2052. Elucidating Organelle Compartmentation of Breast Cancer Metabolism to Understand Whole-Tumor PET Data
Authors * Denotes Presenting Author
  1. Christopher Hensley *; University of Pennsylvania
  2. Prashanth Padakanti; University of Pennsylvania
  3. Hoon Choi; University of Pennsylvania
  4. Christina Dulal; University of Pennsylvania
  5. Austin Pantel; University of Pennsylvania
  6. Rong Zhou; University of Pennsylvania
  7. David Mankoff; University of Pennsylvania
Glutamine metabolism is altered in tumors with comparable importance to glucose metabolism. A subset of cancers demonstrate glutamine “addiction.” CB-839 is an inhibitor of the first step in glutamine catabolism which involves the enzyme glutaminase (GLS). The use of CB-839 in combination with taxol chemotherapy was furthered to phase II clinical trials in breast cancer without limiting toxicity. However, efficacy was highly variable. In preclinical models, efficacy of glutaminase inhibition is directly correlated to degree of glutamine catabolism. Glutamine metabolism is complex, involving both redox pathways in the cytosol and anaplerotic pathways in the mitochondria. Kinetic analyses have been performed on positron emission tomography (PET) metabolite analogs, specifically glutamine analogs (2S,4R)-4-[18F]fluoroglutamine ([18F]4F-Gln) and [5-11C] glutamine, as well as glutamate analog (4S)-4-(3-[18F]fluoropropyl)-L-glutamate ([18F]4F-FSPG). These kinetic analyses explore a hypothesis that glutamate arising from mitochondrial glutamine metabolism is stored in mitochondrial pools as a buffer to mediate oxidative stress from proliferation or chemotherapies that induce oxidative stress like paclitaxel. We propose that analyzing the subcellular distributions of [18F]4F-Gln, [18F]4F-FSPG, 13C glutamine and 13C glutamate both in vitro and in vivo will confirm this mitochondrial glutamate pool hypothesis, and thus aid in clarifying the mechanism glutamine addiction in a subset of patients with breast cancer.

Materials and Methods:
To further assess glutamine metabolism compartmentation, we are developing and testing an expansion of the modeling approach used for nonmetabolized [18F]4F-Gln by performing kinetic analysis of administered [5-11C] glutamine and downstream metabolites ([5-11C] glutamate and [11C] CO2). This analysis will guide the design and interpretation of experiments utilizing a preclinical model of breast cancer used by our group to model [18F]4F-Gln PET tracer data. Subcellular isolation protocols are being employed to compare cytosolic and mitochondrial 13C and PET glutamine and glutamate pools, with and without CB-839, in vitro, with validation experiments in flank xenograft tumors in vivo.
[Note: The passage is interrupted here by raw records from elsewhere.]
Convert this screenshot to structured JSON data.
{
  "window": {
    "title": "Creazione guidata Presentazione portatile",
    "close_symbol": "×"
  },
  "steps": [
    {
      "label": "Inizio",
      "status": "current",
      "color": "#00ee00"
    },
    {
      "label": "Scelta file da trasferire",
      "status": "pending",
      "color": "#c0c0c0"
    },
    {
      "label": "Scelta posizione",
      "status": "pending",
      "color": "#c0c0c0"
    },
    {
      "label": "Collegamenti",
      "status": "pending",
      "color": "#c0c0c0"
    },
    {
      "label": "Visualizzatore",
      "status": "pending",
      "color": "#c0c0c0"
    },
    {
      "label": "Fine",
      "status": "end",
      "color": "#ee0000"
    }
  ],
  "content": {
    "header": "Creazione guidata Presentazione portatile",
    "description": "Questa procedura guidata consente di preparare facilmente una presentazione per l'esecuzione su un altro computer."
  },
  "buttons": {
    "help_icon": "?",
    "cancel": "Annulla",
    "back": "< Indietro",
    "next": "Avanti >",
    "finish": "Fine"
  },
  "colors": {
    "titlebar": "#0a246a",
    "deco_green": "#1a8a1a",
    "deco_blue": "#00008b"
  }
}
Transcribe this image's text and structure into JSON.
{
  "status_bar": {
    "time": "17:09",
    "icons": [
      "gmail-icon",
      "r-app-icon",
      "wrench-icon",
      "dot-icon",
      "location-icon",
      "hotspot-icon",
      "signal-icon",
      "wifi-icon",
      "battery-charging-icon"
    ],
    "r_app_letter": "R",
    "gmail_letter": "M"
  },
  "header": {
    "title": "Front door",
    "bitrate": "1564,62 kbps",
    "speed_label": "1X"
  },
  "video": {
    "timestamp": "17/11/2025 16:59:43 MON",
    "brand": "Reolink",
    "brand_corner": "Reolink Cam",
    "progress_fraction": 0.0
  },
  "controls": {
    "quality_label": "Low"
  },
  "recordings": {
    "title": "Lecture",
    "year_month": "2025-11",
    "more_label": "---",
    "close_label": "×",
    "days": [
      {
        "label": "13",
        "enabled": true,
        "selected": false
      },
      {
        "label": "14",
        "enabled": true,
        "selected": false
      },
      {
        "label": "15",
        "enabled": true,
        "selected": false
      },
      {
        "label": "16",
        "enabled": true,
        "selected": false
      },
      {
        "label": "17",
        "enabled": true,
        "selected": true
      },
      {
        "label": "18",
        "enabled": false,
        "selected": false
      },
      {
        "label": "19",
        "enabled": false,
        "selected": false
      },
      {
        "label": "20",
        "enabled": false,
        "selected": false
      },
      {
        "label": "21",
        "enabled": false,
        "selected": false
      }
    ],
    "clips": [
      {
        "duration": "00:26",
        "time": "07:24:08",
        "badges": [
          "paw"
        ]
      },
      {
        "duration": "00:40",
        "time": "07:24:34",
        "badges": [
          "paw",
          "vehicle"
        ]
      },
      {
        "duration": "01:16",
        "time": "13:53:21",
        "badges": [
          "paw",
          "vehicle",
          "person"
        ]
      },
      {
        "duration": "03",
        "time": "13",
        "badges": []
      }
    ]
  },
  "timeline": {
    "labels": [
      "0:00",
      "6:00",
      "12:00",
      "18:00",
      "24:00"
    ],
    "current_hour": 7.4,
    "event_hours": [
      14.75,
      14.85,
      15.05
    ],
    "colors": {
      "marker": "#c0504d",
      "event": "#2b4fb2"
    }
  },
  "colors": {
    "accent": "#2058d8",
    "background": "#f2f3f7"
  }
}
[5-11C] glutamine kinetic modeling has been conducted to further support a two-compartment model of glutamine metabolism. The isolation method has been validated by both western blot analysis and oxygraph experiments of the subcellular fractions to assess both separation efficiency and vitality of the isolated mitochondria.

A predictive molecular imaging biomarker with the ability to distinguish which subset of patients with breast cancer may benefit from glutaminase inhibition could both improve the efficacy of clinical trials and decrease the opportunity cost of deploying glutaminase inhibitors in patients. A more mechanistic understanding of glutamine addiction may aid in the development of molecular imaging protocols of glutamine metabolism. We have developed a preclinical model to characterize this mechanism in breast cancer.